Regia di Jim Sheridan vedi scheda film
Scritti, e disegnati, impressi, a margine e sopra, dentro, le sacre pagine di una bibbia, i segreti della vita assai difficile della pazza, (probabile) infanticida Rose, da quarant'anni reclusa in un manicomio in procinto di venire smantellato per far posto a un hotel con spa. La venuta, su misterioso invito clericale, del dr. Greene assume i contorni di un'investigazione tanto nel mistero quanto nella coscienza e nella storia. Di Rose e sue.
Sulla carta, l'inchiostro bruno dai toni espressivi di un mélo-dramma fosco e dolente; controluce, bagliori di coinvolgimento; in filigrana, contenuti e senso scaturenti da uno scenario storico-sociale-morale di innegabili asperità e recrudescenze di antiche deplorazioni collettive.
Conflitti che raggiungono un luogo sospeso in una dimensione (dall'apparenza) ideale, quasi bucolica, ma lambito e in seguito sporcato dalle chiazze ferali della seconda guerra mondiale; già da prima, però, abitato dall'eterna contrapposizione tra le anime irlandesi e inglesi (l'ammonizione, immediata, per la donna, è di stare «dalla parte giusta»), dalla misera bigotteria di una comunità chiusa, dalla presenza, lasciva e corrotta, della Chiesa.
L'amore contrastato, infine.
Elementi e sentimenti di un romanzo dalla carica emotiva forte, penetrante (decenni di trattamenti tra i quali l'elettroshock minano le verità; la “colpa” della bellezza non corrisposta equivale a pubblica, violenta gogna; il presente, invece, fa rima con un'indifferenza diffusa e generalizzata). Peccato solo che l'impaginazione formale trabocchi di convenzion(alism)i che hanno la natura pigra di chi si limita al compitino (il sovrapporsi dei piani temporali, le inquadrature, i campi e controcampi, il montaggio: l'impersonale domina, l'impeccabile grigiore impiegatizio imprigiona cuore e nervi), mentre la pasta narrativa si rivela granulosa, satura, lacunosa, derivativa, pasticciata (peraltro, il “colpo di scena”, già di suo eccessivo, è intuibile anzitempo); e i filamenti tematici sono il risultato di un mero accumulo che, inevitabilmente, si contorcono fino a formare un groviglio di perplessità e giustificato distacco.
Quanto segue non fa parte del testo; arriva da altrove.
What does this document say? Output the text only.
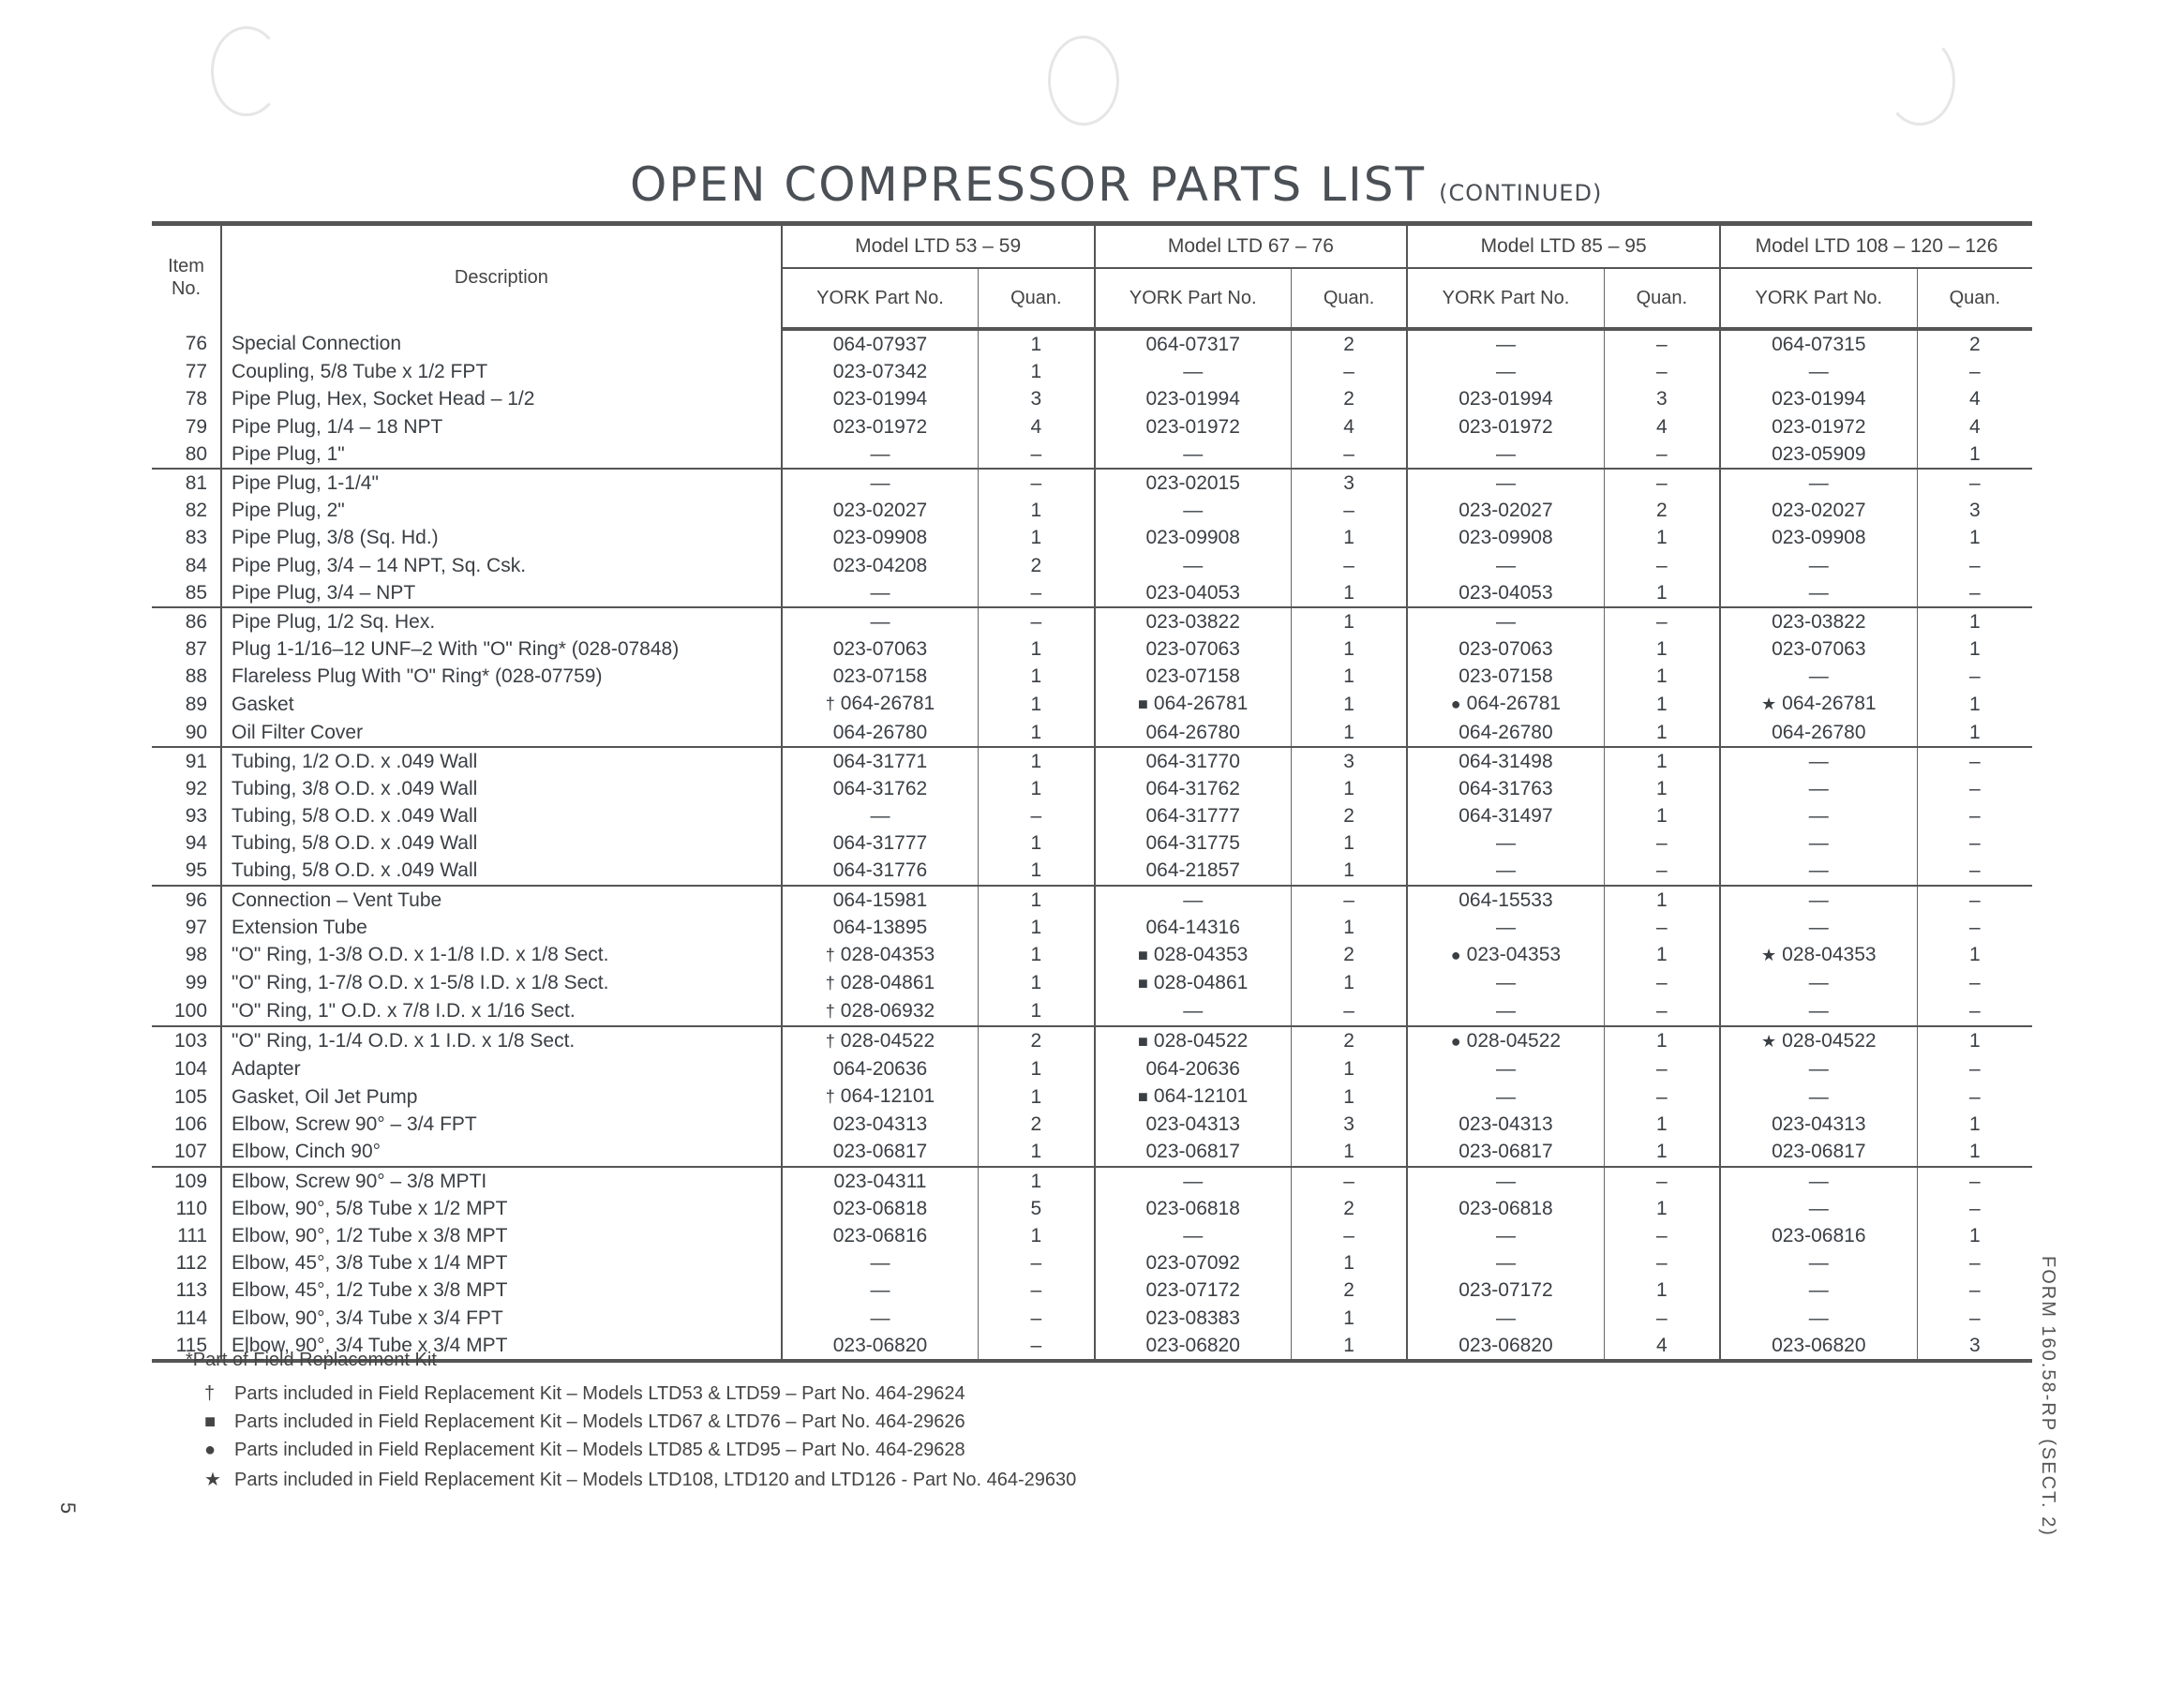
OPEN COMPRESSOR PARTS LIST (CONTINUED)
Item No.	Description	Model LTD 53 – 59		Model LTD 67 – 76		Model LTD 85 – 95		Model LTD 108 – 120 – 126	
		YORK Part No.	Quan.	YORK Part No.	Quan.	YORK Part No.	Quan.	YORK Part No.	Quan.
76	Special Connection	064-07937	1	064-07317	2	—	–	064-07315	2
77	Coupling, 5/8 Tube x 1/2 FPT	023-07342	1	—	–	—	–	—	–
78	Pipe Plug, Hex, Socket Head – 1/2	023-01994	3	023-01994	2	023-01994	3	023-01994	4
79	Pipe Plug, 1/4 – 18 NPT	023-01972	4	023-01972	4	023-01972	4	023-01972	4
80	Pipe Plug, 1"	—	–	—	–	—	–	023-05909	1
81	Pipe Plug, 1-1/4"	—	–	023-02015	3	—	–	—	–
82	Pipe Plug, 2"	023-02027	1	—	–	023-02027	2	023-02027	3
83	Pipe Plug, 3/8 (Sq. Hd.)	023-09908	1	023-09908	1	023-09908	1	023-09908	1
84	Pipe Plug, 3/4 – 14 NPT, Sq. Csk.	023-04208	2	—	–	—	–	—	–
85	Pipe Plug, 3/4 – NPT	—	–	023-04053	1	023-04053	1	—	–
86	Pipe Plug, 1/2 Sq. Hex.	—	–	023-03822	1	—	–	023-03822	1
87	Plug 1-1/16–12 UNF–2 With "O" Ring* (028-07848)	023-07063	1	023-07063	1	023-07063	1	023-07063	1
88	Flareless Plug With "O" Ring* (028-07759)	023-07158	1	023-07158	1	023-07158	1	—	–
89	Gasket	† 064-26781	1	■ 064-26781	1	● 064-26781	1	★ 064-26781	1
90	Oil Filter Cover	064-26780	1	064-26780	1	064-26780	1	064-26780	1
91	Tubing, 1/2 O.D. x .049 Wall	064-31771	1	064-31770	3	064-31498	1	—	–
92	Tubing, 3/8 O.D. x .049 Wall	064-31762	1	064-31762	1	064-31763	1	—	–
93	Tubing, 5/8 O.D. x .049 Wall	—	–	064-31777	2	064-31497	1	—	–
94	Tubing, 5/8 O.D. x .049 Wall	064-31777	1	064-31775	1	—	–	—	–
95	Tubing, 5/8 O.D. x .049 Wall	064-31776	1	064-21857	1	—	–	—	–
96	Connection – Vent Tube	064-15981	1	—	–	064-15533	1	—	–
97	Extension Tube	064-13895	1	064-14316	1	—	–	—	–
98	"O" Ring, 1-3/8 O.D. x 1-1/8 I.D. x 1/8 Sect.	† 028-04353	1	■ 028-04353	2	● 023-04353	1	★ 028-04353	1
99	"O" Ring, 1-7/8 O.D. x 1-5/8 I.D. x 1/8 Sect.	† 028-04861	1	■ 028-04861	1	—	–	—	–
100	"O" Ring, 1" O.D. x 7/8 I.D. x 1/16 Sect.	† 028-06932	1	—	–	—	–	—	–
103	"O" Ring, 1-1/4 O.D. x 1 I.D. x 1/8 Sect.	† 028-04522	2	■ 028-04522	2	● 028-04522	1	★ 028-04522	1
104	Adapter	064-20636	1	064-20636	1	—	–	—	–
105	Gasket, Oil Jet Pump	† 064-12101	1	■ 064-12101	1	—	–	—	–
106	Elbow, Screw 90° – 3/4 FPT	023-04313	2	023-04313	3	023-04313	1	023-04313	1
107	Elbow, Cinch 90°	023-06817	1	023-06817	1	023-06817	1	023-06817	1
109	Elbow, Screw 90° – 3/8 MPTI	023-04311	1	—	–	—	–	—	–
110	Elbow, 90°, 5/8 Tube x 1/2 MPT	023-06818	5	023-06818	2	023-06818	1	—	–
111	Elbow, 90°, 1/2 Tube x 3/8 MPT	023-06816	1	—	–	—	–	023-06816	1
112	Elbow, 45°, 3/8 Tube x 1/4 MPT	—	–	023-07092	1	—	–	—	–
113	Elbow, 45°, 1/2 Tube x 3/8 MPT	—	–	023-07172	2	023-07172	1	—	–
114	Elbow, 90°, 3/4 Tube x 3/4 FPT	—	–	023-08383	1	—	–	—	–
115	Elbow, 90°, 3/4 Tube x 3/4 MPT	023-06820	–	023-06820	1	023-06820	4	023-06820	3
*Part of Field Replacement Kit
† Parts included in Field Replacement Kit – Models LTD53 & LTD59 – Part No. 464-29624
■ Parts included in Field Replacement Kit – Models LTD67 & LTD76 – Part No. 464-29626
● Parts included in Field Replacement Kit – Models LTD85 & LTD95 – Part No. 464-29628
★ Parts included in Field Replacement Kit – Models LTD108, LTD120 and LTD126 - Part No. 464-29630	FORM 160.58-RP (SECT. 2)
5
Mitigato, certo, dall'enfasi dei toni e del momento, della struggente sonata per piano onnipresente che la Rose dell'oggi dedica al ricordo del «vero amore», Michael, del susseguirsi di accadimenti tragici che si accaniscono contro la povera donna, dell'interpretazione (eccellente) e la sensibilità delle due “anime”, Vanessa Redgrave e Rooney Mara.
Sprecate, entrambe, in un'opera in cerca di identità (stante l'origine letteraria evidentemente confusionaria ed esagerata), dalla mano registica flebile (Jim Sheridan esegue su commissione, svogliato e poco ispirato), che trascura i personaggi secondari, compreso il tanto evocato Michael, e surroga la (ricerca della) lacrima facile alla lettura stratificata.
Nessun segreto, in realtà: il film è limpidissima esposizione.